They were relocated for the Nandoni dam. 22 years later they have still not been compensated
Over ten years ago the Public Protector said what steps needed to be taken. But the Department of Water and Sanitation has failed to implement them
- 33 villages were affected when construction started on Nandoni Dam in Limpopo in 1998.
- Villagers lost crop land and fruit orchards and 405 homesteads had to be relocated.
- A number of villagers, never compensated and left struggling, appealed to the Public Protector.
- The Public Protector gave instructions for remedial action in 2006 and again in 2009.
- The villagers’ complaints have still not been addressed and some, who used to farm, are now forced to live on social grants.
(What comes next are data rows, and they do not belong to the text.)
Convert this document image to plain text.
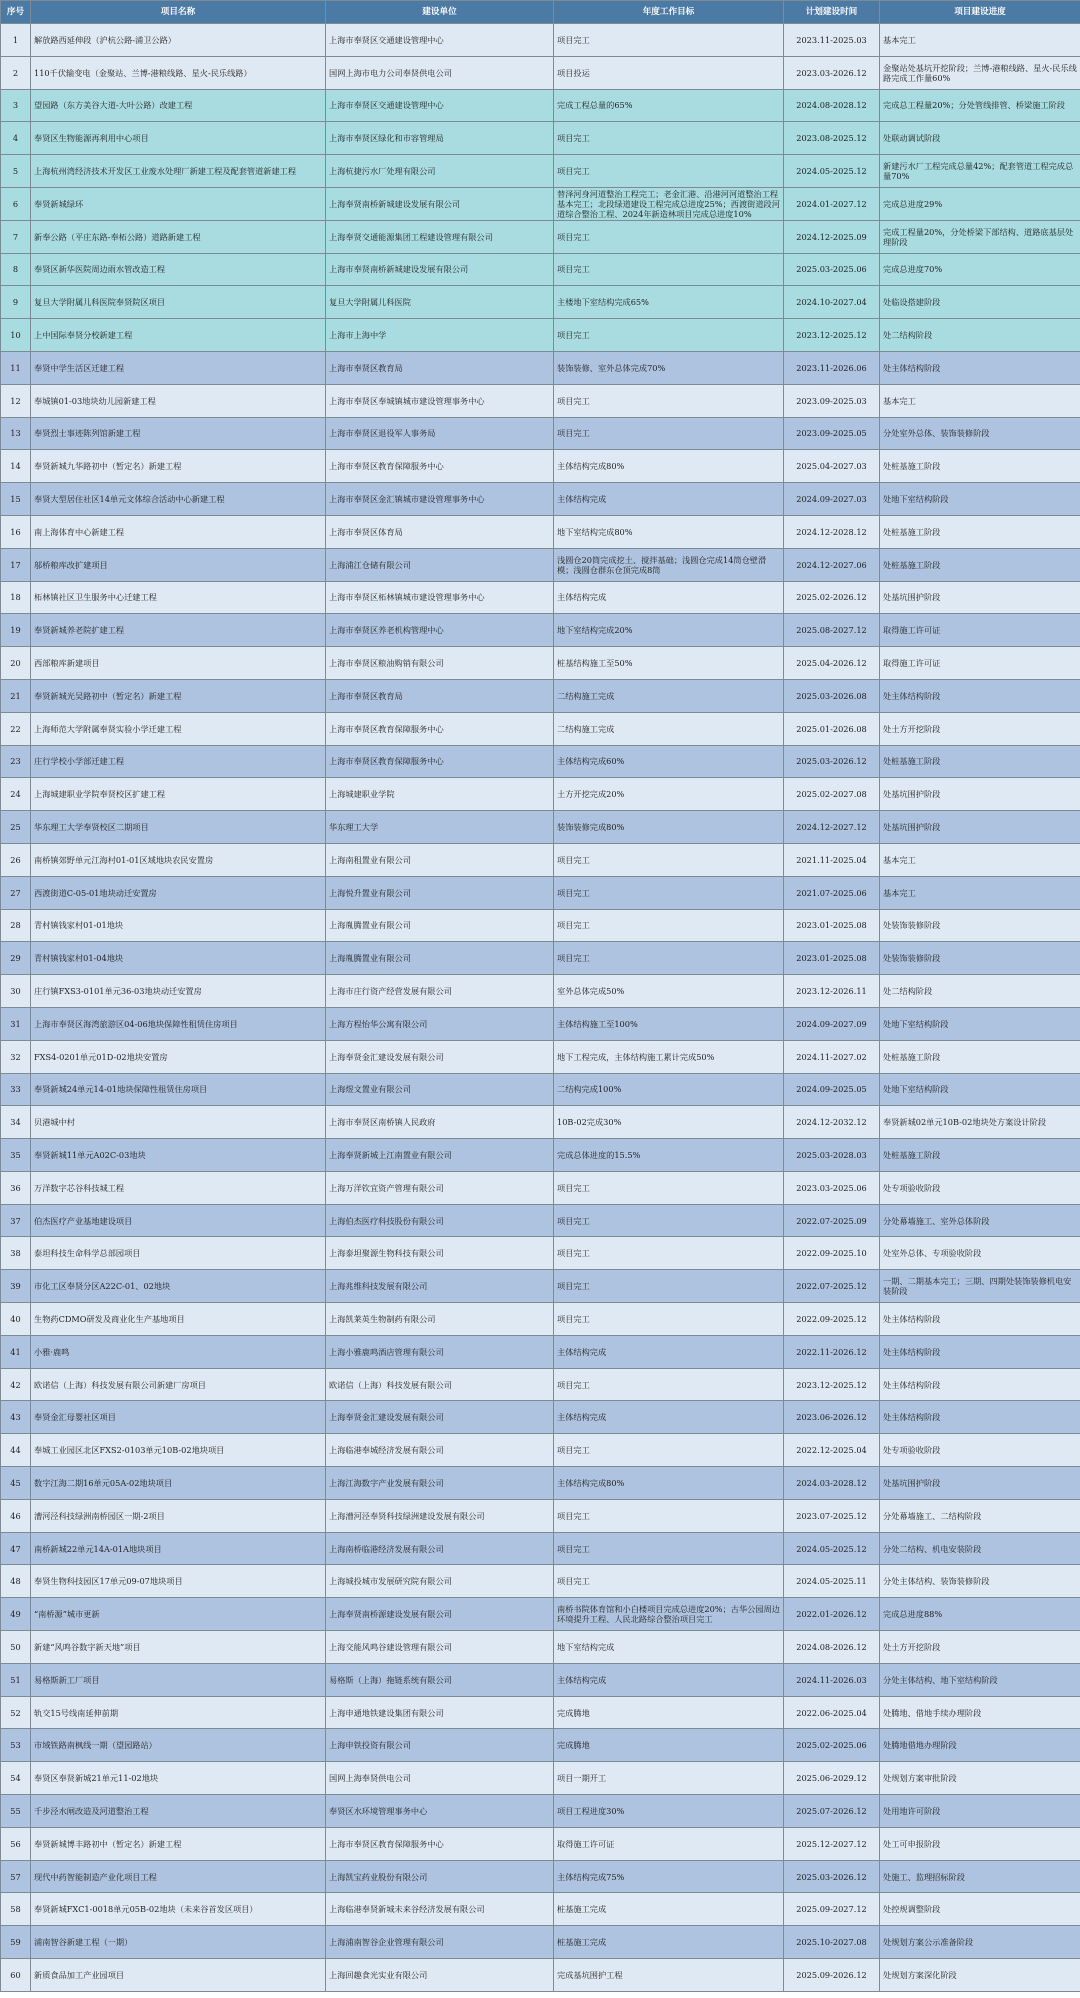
序号	项目名称	建设单位	年度工作目标	计划建设时间	项目建设进度
1	解放路西延伸段（沪杭公路-浦卫公路）	上海市奉贤区交通建设管理中心	项目完工	2023.11-2025.03	基本完工
2	110千伏输变电（金聚站、兰博-港粮线路、星火-民乐线路）	国网上海市电力公司奉贤供电公司	项目投运	2023.03-2026.12	金聚站处基坑开挖阶段；兰博-港粮线路、星火-民乐线路完成工作量60%
3	望园路（东方美谷大道-大叶公路）改建工程	上海市奉贤区交通建设管理中心	完成工程总量的65%	2024.08-2028.12	完成总工程量20%；分处管线排管、桥梁施工阶段
4	奉贤区生物能源再利用中心项目	上海市奉贤区绿化和市容管理局	项目完工	2023.08-2025.12	处联动调试阶段
5	上海杭州湾经济技术开发区工业废水处理厂新建工程及配套管道新建工程	上海杭捷污水厂处理有限公司	项目完工	2024.05-2025.12	新建污水厂工程完成总量42%；配套管道工程完成总量70%
6	奉贤新城绿环	上海奉贤南桥新城建设发展有限公司	替泽河身河道整治工程完工；老金汇港、沿港河河道整治工程基本完工；北段绿道建设工程完成总进度25%；西渡街道段河道综合整治工程、2024年新造林项目完成总进度10%	2024.01-2027.12	完成总进度29%
7	新奉公路（平庄东路-奉柘公路）道路新建工程	上海奉贤交通能源集团工程建设管理有限公司	项目完工	2024.12-2025.09	完成工程量20%，分处桥梁下部结构、道路底基层处理阶段
8	奉贤区新华医院周边雨水管改造工程	上海市奉贤南桥新城建设发展有限公司	项目完工	2025.03-2025.06	完成总进度70%
9	复旦大学附属儿科医院奉贤院区项目	复旦大学附属儿科医院	主楼地下室结构完成65%	2024.10-2027.04	处临设搭建阶段
10	上中国际奉贤分校新建工程	上海市上海中学	项目完工	2023.12-2025.12	处二结构阶段
11	奉贤中学生活区迁建工程	上海市奉贤区教育局	装饰装修、室外总体完成70%	2023.11-2026.06	处主体结构阶段
12	奉城镇01-03地块幼儿园新建工程	上海市奉贤区奉城镇城市建设管理事务中心	项目完工	2023.09-2025.03	基本完工
13	奉贤烈士事迹陈列馆新建工程	上海市奉贤区退役军人事务局	项目完工	2023.09-2025.05	分处室外总体、装饰装修阶段
14	奉贤新城九华路初中（暂定名）新建工程	上海市奉贤区教育保障服务中心	主体结构完成80%	2025.04-2027.03	处桩基施工阶段
15	奉贤大型居住社区14单元文体综合活动中心新建工程	上海市奉贤区金汇镇城市建设管理事务中心	主体结构完成	2024.09-2027.03	处地下室结构阶段
16	南上海体育中心新建工程	上海市奉贤区体育局	地下室结构完成80%	2024.12-2028.12	处桩基施工阶段
17	邬桥粮库改扩建项目	上海浦江仓储有限公司	浅圆仓20筒完成挖土、搅拌基础；浅圆仓完成14筒仓壁滑模；浅圆仓群东仓顶完成8筒	2024.12-2027.06	处桩基施工阶段
18	柘林镇社区卫生服务中心迁建工程	上海市奉贤区柘林镇城市建设管理事务中心	主体结构完成	2025.02-2026.12	处基坑围护阶段
19	奉贤新城养老院扩建工程	上海市奉贤区养老机构管理中心	地下室结构完成20%	2025.08-2027.12	取得施工许可证
20	西部粮库新建项目	上海市奉贤区粮油购销有限公司	桩基结构施工至50%	2025.04-2026.12	取得施工许可证
21	奉贤新城光吴路初中（暂定名）新建工程	上海市奉贤区教育局	二结构施工完成	2025.03-2026.08	处主体结构阶段
22	上海师范大学附属奉贤实验小学迁建工程	上海市奉贤区教育保障服务中心	二结构施工完成	2025.01-2026.08	处土方开挖阶段
23	庄行学校小学部迁建工程	上海市奉贤区教育保障服务中心	主体结构完成60%	2025.03-2026.12	处桩基施工阶段
24	上海城建职业学院奉贤校区扩建工程	上海城建职业学院	土方开挖完成20%	2025.02-2027.08	处基坑围护阶段
25	华东理工大学奉贤校区二期项目	华东理工大学	装饰装修完成80%	2024.12-2027.12	处基坑围护阶段
26	南桥镇郊野单元江海村01-01区域地块农民安置房	上海南租置业有限公司	项目完工	2021.11-2025.04	基本完工
27	西渡街道C-05-01地块动迁安置房	上海悦升置业有限公司	项目完工	2021.07-2025.06	基本完工
28	青村镇钱家村01-01地块	上海胤腾置业有限公司	项目完工	2023.01-2025.08	处装饰装修阶段
29	青村镇钱家村01-04地块	上海胤腾置业有限公司	项目完工	2023.01-2025.08	处装饰装修阶段
30	庄行镇FXS3-0101单元36-03地块动迁安置房	上海市庄行资产经营发展有限公司	室外总体完成50%	2023.12-2026.11	处二结构阶段
31	上海市奉贤区海湾旅游区04-06地块保障性租赁住房项目	上海方程怡华公寓有限公司	主体结构施工至100%	2024.09-2027.09	处地下室结构阶段
32	FXS4-0201单元01D-02地块安置房	上海奉贤金汇建设发展有限公司	地下工程完成，主体结构施工累计完成50%	2024.11-2027.02	处桩基施工阶段
33	奉贤新城24单元14-01地块保障性租赁住房项目	上海煜文置业有限公司	二结构完成100%	2024.09-2025.05	处地下室结构阶段
34	贝港城中村	上海市奉贤区南桥镇人民政府	10B-02完成30%	2024.12-2032.12	奉贤新城02单元10B-02地块处方案设计阶段
35	奉贤新城11单元A02C-03地块	上海奉贤新城上江南置业有限公司	完成总体进度的15.5%	2025.03-2028.03	处桩基施工阶段
36	万洋数字芯谷科技城工程	上海万洋钦宜资产管理有限公司	项目完工	2023.03-2025.06	处专项验收阶段
37	伯杰医疗产业基地建设项目	上海伯杰医疗科技股份有限公司	项目完工	2022.07-2025.09	分处幕墙施工、室外总体阶段
38	泰坦科技生命科学总部园项目	上海泰坦聚源生物科技有限公司	项目完工	2022.09-2025.10	处室外总体、专项验收阶段
39	市化工区奉贤分区A22C-01、02地块	上海兆维科技发展有限公司	项目完工	2022.07-2025.12	一期、二期基本完工；三期、四期处装饰装修机电安装阶段
40	生物药CDMO研发及商业化生产基地项目	上海凯莱英生物制药有限公司	项目完工	2022.09-2025.12	处主体结构阶段
41	小雅·鹿鸣	上海小雅鹿鸣酒店管理有限公司	主体结构完成	2022.11-2026.12	处主体结构阶段
42	欧诺信（上海）科技发展有限公司新建厂房项目	欧诺信（上海）科技发展有限公司	项目完工	2023.12-2025.12	处主体结构阶段
43	奉贤金汇母婴社区项目	上海奉贤金汇建设发展有限公司	主体结构完成	2023.06-2026.12	处主体结构阶段
44	奉城工业园区北区FXS2-0103单元10B-02地块项目	上海临港奉城经济发展有限公司	项目完工	2022.12-2025.04	处专项验收阶段
45	数字江海二期16单元05A-02地块项目	上海江海数字产业发展有限公司	主体结构完成80%	2024.03-2028.12	处基坑围护阶段
46	漕河泾科技绿洲南桥园区一期-2项目	上海漕河泾奉贤科技绿洲建设发展有限公司	项目完工	2023.07-2025.12	分处幕墙施工、二结构阶段
47	南桥新城22单元14A-01A地块项目	上海南桥临港经济发展有限公司	项目完工	2024.05-2025.12	分处二结构、机电安装阶段
48	奉贤生物科技园区17单元09-07地块项目	上海城投城市发展研究院有限公司	项目完工	2024.05-2025.11	分处主体结构、装饰装修阶段
49	“南桥源”城市更新	上海奉贤南桥源建设发展有限公司	南桥书院体育馆和小白楼项目完成总进度20%；古华公园周边环境提升工程、人民北路综合整治项目完工	2022.01-2026.12	完成总进度88%
50	新建“风鸣谷数字新天地”项目	上海交能风鸣谷建设管理有限公司	地下室结构完成	2024.08-2026.12	处土方开挖阶段
51	易格斯新工厂项目	易格斯（上海）拖链系统有限公司	主体结构完成	2024.11-2026.03	分处主体结构、地下室结构阶段
52	轨交15号线南延伸前期	上海申通地铁建设集团有限公司	完成腾地	2022.06-2025.04	处腾地、借地手续办理阶段
53	市域铁路南枫线一期（望园路站）	上海申铁投资有限公司	完成腾地	2025.02-2025.06	处腾地借地办理阶段
54	奉贤区奉贤新城21单元11-02地块	国网上海奉贤供电公司	项目一期开工	2025.06-2029.12	处规划方案审批阶段
55	千步泾水闸改造及河道整治工程	奉贤区水环境管理事务中心	项目工程进度30%	2025.07-2026.12	处用地许可阶段
56	奉贤新城博丰路初中（暂定名）新建工程	上海市奉贤区教育保障服务中心	取得施工许可证	2025.12-2027.12	处工可申报阶段
57	现代中药智能制造产业化项目工程	上海凯宝药业股份有限公司	主体结构完成75%	2025.03-2026.12	处施工、监理招标阶段
58	奉贤新城FXC1-0018单元05B-02地块（未来谷首发区项目）	上海临港奉贤新城未来谷经济发展有限公司	桩基施工完成	2025.09-2027.12	处控规调整阶段
59	浦南智谷新建工程（一期）	上海浦南智谷企业管理有限公司	桩基施工完成	2025.10-2027.08	处规划方案公示准备阶段
60	新质食品加工产业园项目	上海回趣食光实业有限公司	完成基坑围护工程	2025.09-2026.12	处规划方案深化阶段
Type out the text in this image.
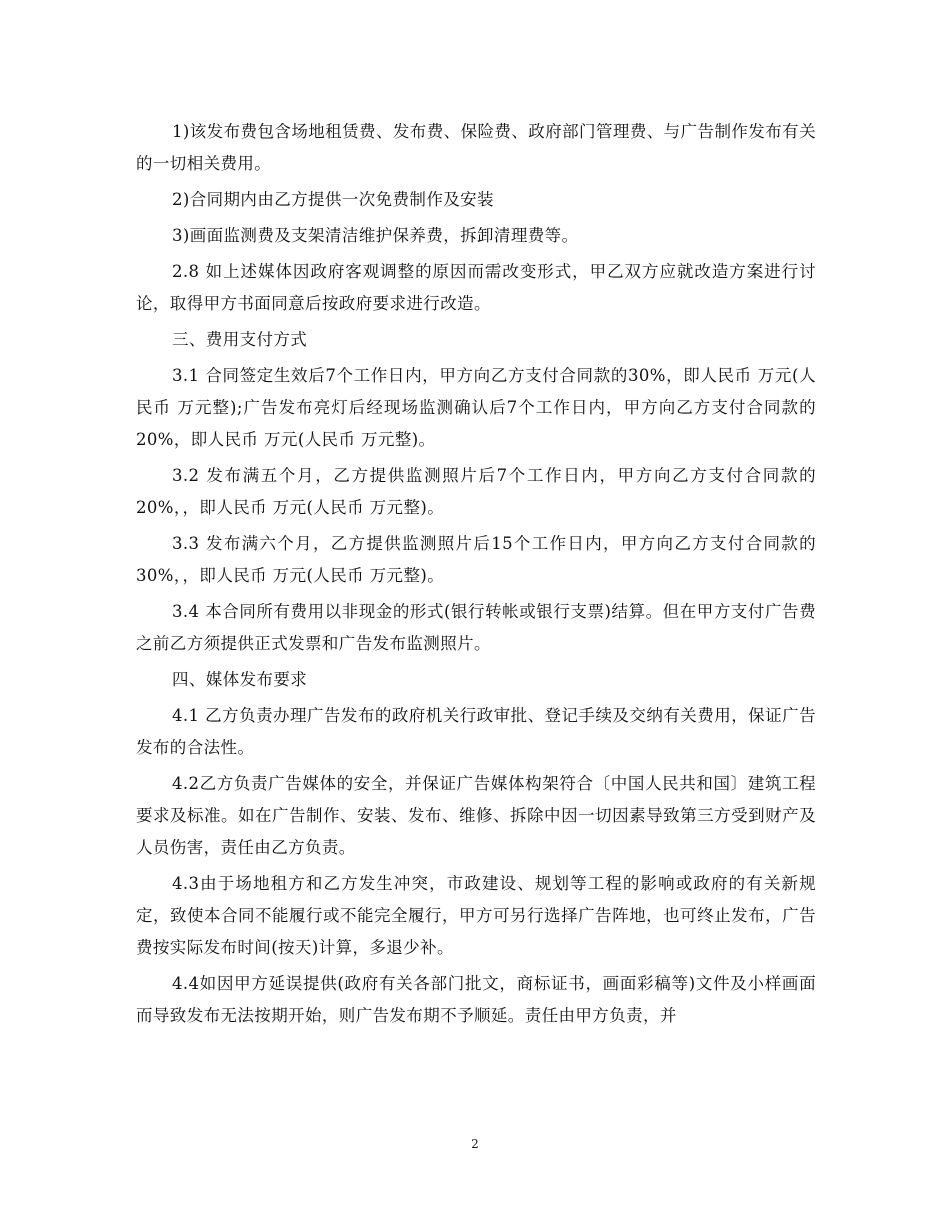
1)该发布费包含场地租赁费、发布费、保险费、政府部门管理费、与广告制作发布有关的一切相关费用。

2)合同期内由乙方提供一次免费制作及安装

3)画面监测费及支架清洁维护保养费，拆卸清理费等。

2.8 如上述媒体因政府客观调整的原因而需改变形式，甲乙双方应就改造方案进行讨论，取得甲方书面同意后按政府要求进行改造。

三、费用支付方式

3.1 合同签定生效后7个工作日内，甲方向乙方支付合同款的30%，即人民币 万元(人民币 万元整);广告发布亮灯后经现场监测确认后7个工作日内，甲方向乙方支付合同款的20%，即人民币 万元(人民币 万元整)。

3.2 发布满五个月，乙方提供监测照片后7个工作日内，甲方向乙方支付合同款的20%，，即人民币 万元(人民币 万元整)。

3.3 发布满六个月，乙方提供监测照片后15个工作日内，甲方向乙方支付合同款的30%，，即人民币 万元(人民币 万元整)。

3.4 本合同所有费用以非现金的形式(银行转帐或银行支票)结算。但在甲方支付广告费之前乙方须提供正式发票和广告发布监测照片。

四、媒体发布要求

4.1 乙方负责办理广告发布的政府机关行政审批、登记手续及交纳有关费用，保证广告发布的合法性。

4.2乙方负责广告媒体的安全，并保证广告媒体构架符合〔中国人民共和国〕建筑工程要求及标准。如在广告制作、安装、发布、维修、拆除中因一切因素导致第三方受到财产及人员伤害，责任由乙方负责。

4.3由于场地租方和乙方发生冲突，市政建设、规划等工程的影响或政府的有关新规定，致使本合同不能履行或不能完全履行，甲方可另行选择广告阵地，也可终止发布，广告费按实际发布时间(按天)计算，多退少补。

4.4如因甲方延误提供(政府有关各部门批文，商标证书，画面彩稿等)文件及小样画面而导致发布无法按期开始，则广告发布期不予顺延。责任由甲方负责，并

2
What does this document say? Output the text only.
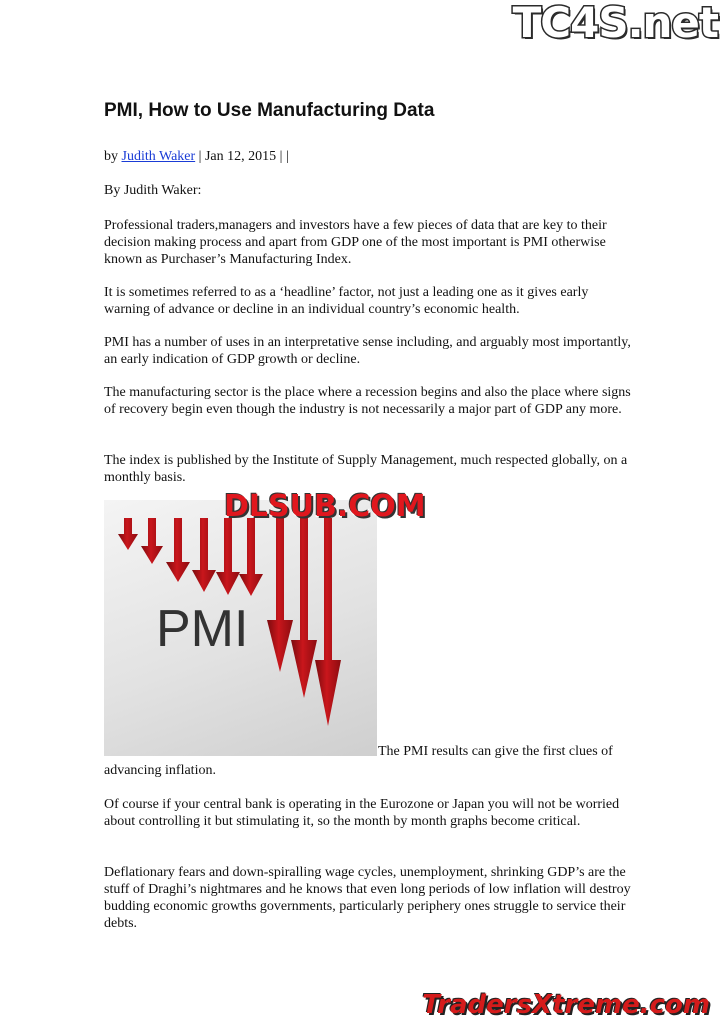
TC4S.net
PMI, How to Use Manufacturing Data
by Judith Waker | Jan 12, 2015 | |

By Judith Waker:

Professional traders,managers and investors have a few pieces of data that are key to their decision making process and apart from GDP one of the most important is PMI otherwise known as Purchaser’s Manufacturing Index.

It is sometimes referred to as a ‘headline’ factor, not just a leading one as it gives early warning of advance or decline in an individual country’s economic health.

PMI has a number of uses in an interpretative sense including, and arguably most importantly, an early indication of GDP growth or decline.

The manufacturing sector is the place where a recession begins and also the place where signs of recovery begin even though the industry is not necessarily a major part of GDP any more.

The index is published by the Institute of Supply Management, much respected globally, on a monthly basis.

PMI
DLSUB.COM
The PMI results can give the first clues of

advancing inflation.

Of course if your central bank is operating in the Eurozone or Japan you will not be worried about controlling it but stimulating it, so the month by month graphs become critical.

Deflationary fears and down-spiralling wage cycles, unemployment, shrinking GDP’s are the stuff of Draghi’s nightmares and he knows that even long periods of low inflation will destroy budding economic growths governments, particularly periphery ones struggle to service their debts.

TradersXtreme.com
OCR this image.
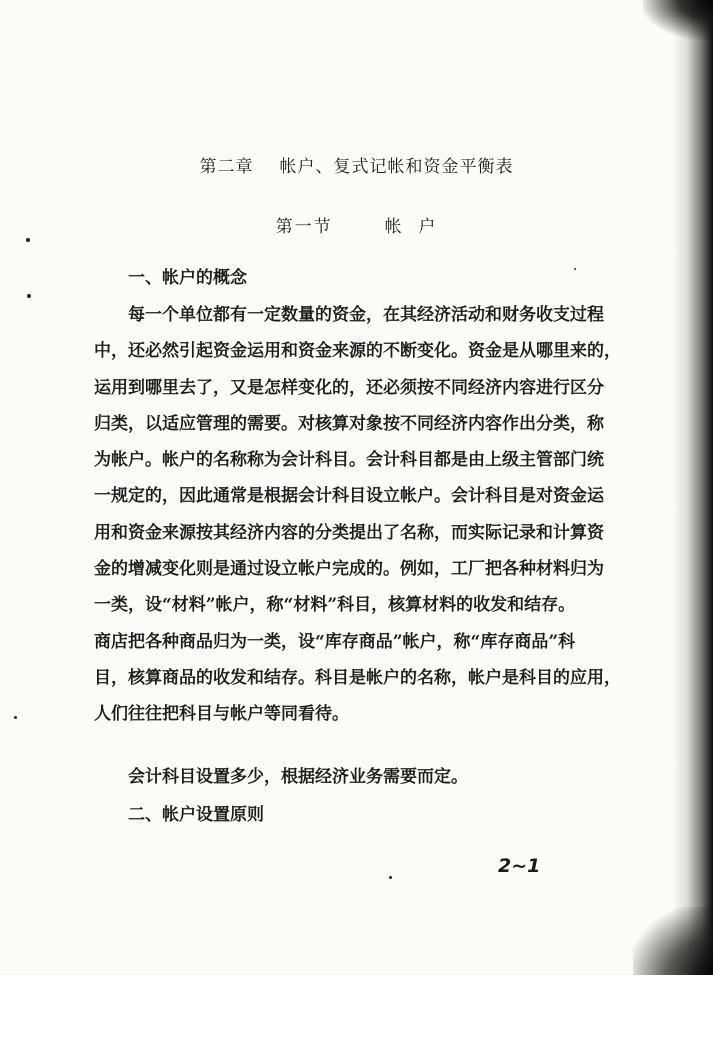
第二章 帐户、复式记帐和资金平衡表
第一节	帐  户
一、帐户的概念

每一个单位都有一定数量的资金，在其经济活动和财务收支过程

中，还必然引起资金运用和资金来源的不断变化。资金是从哪里来的，

运用到哪里去了，又是怎样变化的，还必须按不同经济内容进行区分

归类，以适应管理的需要。对核算对象按不同经济内容作出分类，称

为帐户。帐户的名称称为会计科目。会计科目都是由上级主管部门统

一规定的，因此通常是根据会计科目设立帐户。会计科目是对资金运

用和资金来源按其经济内容的分类提出了名称，而实际记录和计算资

金的增减变化则是通过设立帐户完成的。例如，工厂把各种材料归为

一类，设“材料”帐户，称“材料”科目，核算材料的收发和结存。

商店把各种商品归为一类，设“库存商品”帐户，称“库存商品”科

目，核算商品的收发和结存。科目是帐户的名称，帐户是科目的应用，

人们往往把科目与帐户等同看待。

会计科目设置多少，根据经济业务需要而定。
二、帐户设置原则
2~1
Decades after construction started on the Nandoni Dam in Limpopo, some of the communities that were either relocated or lost agricultural land, say the terms of the agreement to move them have still not been honoured by the government. This despite the Public Protector issuing a report with remedial directions over ten years ago.
Villagers in Ha-Budeli, Ha-Mutoti and Mphego, which were among the 33 villages affected, blame the Department of Water and Sanitation (DWS), previously the Department of Water Affairs and Forestry at the time of the relocation.
Construction on the dam, about 10km south-east of Thohoyandou as the crow flies, started in 1998 and was completed in 2005. It supplies water to Vhembe district.
Solomon Baloyi, chairperson of Nandoni Complaints Resolution Committee (NCRC), representing 1,300 claimants, said the villagers used to own large pieces of land and they farmed mangoes, oranges, apples, grapes, bananas and mealies. Currently, they have very limited land and grow vegetables for their own use.
The department had agreed to compensate the affected villages for losing their crop and grazing land and fruit trees. Those who lost land were to be compensated with alternative land or money. Those who lost homesteads (about 405 had to be relocated) were to be provided with new houses.
In 2006, the villagers made numerous complaints to the Public Protector, including inadequate or lack of compensation for loss of arable land and agricultural production, poor quality workmanship on newly built houses, lack of toilet facilities, poorly constructed fences, and many other related matters. The Public Protector gave the department three months to implement its recommendations.
The Public Protector recommended that the department revisit the amounts payable for compensation. It recommended a review of the rate of payment for fruit farmers or consider making separate payments for the loss of land rights, fruit trees and loss of production, agricultural equipment and fences. It also found that the department did not have a post-resettlement plan to deal with complaints raised by affected communities.
When the department failed to take the remedial action, the villagers again appealed to the Public Protector, in 2009. The department was given two months to implement the recommendations, but it still has not done this ten years later.
Oupa Segalwe of the Public Protector said: “The Nandoni issue has been as frustrating for the Public Protector as it has been for the affected communities. The investigation report was issued by Advocate Lawrence Mushwana in 2009 and it’s now ten years and implementation of the remedial action is still an issue. However, our compliance manager continues to monitor the situation.”
Segwale said the Public Protector does not have the resources to enforce implementation by way of a court order. The only other option available is to involve Parliament.
Sputnik Ratau, DWS spokesperson, said: “Payments are taking long because the affected want payments to be done after they have received the revised offer letters. They also want to sign these letters before payments can be made. It needs to be noted that the process is on-going as it also includes verification of not just the recipients but also that correct payments are made. On-going engagements with the recipients … are being undertaken.”
But Baloyi said: “DWS should send senior officials who can make decisions as we meet with them. Every time we have meetings the officials from DWS will tell us they are going to report to their seniors and wait for a response. That is taking us in circles.”
According to Baloyi, after holding meetings with the affected villages, a villager said: “If the department does not compensate us soon then we are going to open all dam valves and let the water out. Maybe that is the language the department understands better.”
Phophi Mangwala, 65, of Ha-Budeli, told GroundUp that she is now forced to sleep in one big room with four of her adult children and grandchildren. “Before relocation I used to have several houses that could accommodate us all well. Currently, the government built us a house and divided it into two rooms. The other room is like a hall,” she said.
“I have to borrow mealie meal from shop owners [at month end], but before relocation we used to farm and harvested much that could take us to the next season,” said Mangwala.
The family now lives on social grants.
Homesteads in the village are built of brick with zinc roofs. They only have pit toilets.
Phillis Muvhulawa, who was also relocated, said, “We used to have enough land for fruits and mealie fields.”